Neoclassicism is an art movement inspired by ancient Greek and Roman art, referred to as Classical art. The ancient Greek and Roman art movement is referred to as Classicism. The Neoclassical movement, meaning new classical movement, thrived during the 17th through 19th centuries. Landscapes were not popular during the Neoclassical movement since Classicism focused more on the importance of history and philosophy. Therefore, French landscapist Claude Lorrain (1600 - 1623) invented ways to incorporate biblical and classical illusions into his paintings by creating biblical and historical vignettes. Others imitated this idea well into the 19th century (The Metropolitan Museum of Art, Heilbrunn Timeline of Art History, "The Transformation of Landscape Painting in France").
When John Constable began painting landscapes in the mid-18th and early 19th centuries, he rebelled against the idea of creating biblical and historical vignettes within landscapes. Instead, Constable viewed nature as worthy of celebrating all on its own and "used his work to showcase the beauty and power of nature" (Artble, "John Constable").
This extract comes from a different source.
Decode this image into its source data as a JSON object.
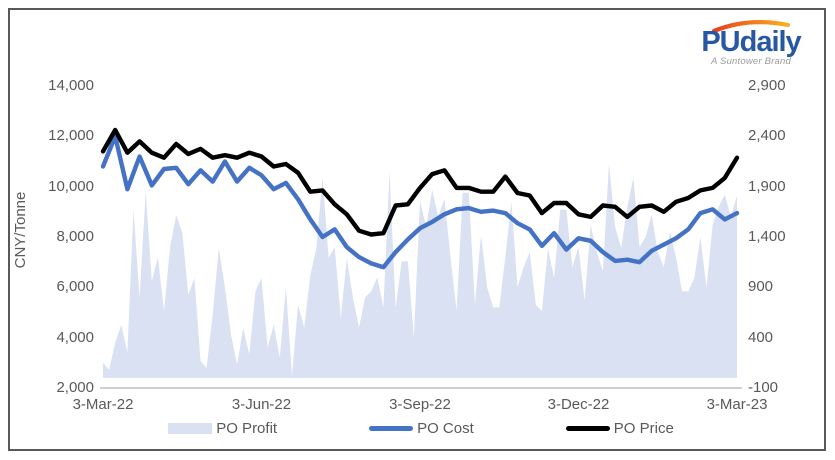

He also rebelled against the idea of Neoclassical naturalism and instead, to capture the true power and beauty of nature, developed his own technique using brushstrokes that would soon be adapted by the Impressionists of the 19th and 20th centuries.
We can see his celebration of nature in his piece titled "The Hay Wain," which is a simple depiction of a farmer forging a stream with his hay wain. As we can see, there are no biblical or historical illusions found in the piece as we would see in Neoclassical landscapes; instead, it is a simple depiction of the way farm life truly is. In addition, we can see his use of brushstrokes to create a surrealistic image in order to capture the beauty and power of nature. His brush strokes are most clearly seen in his trees, water, and clouds.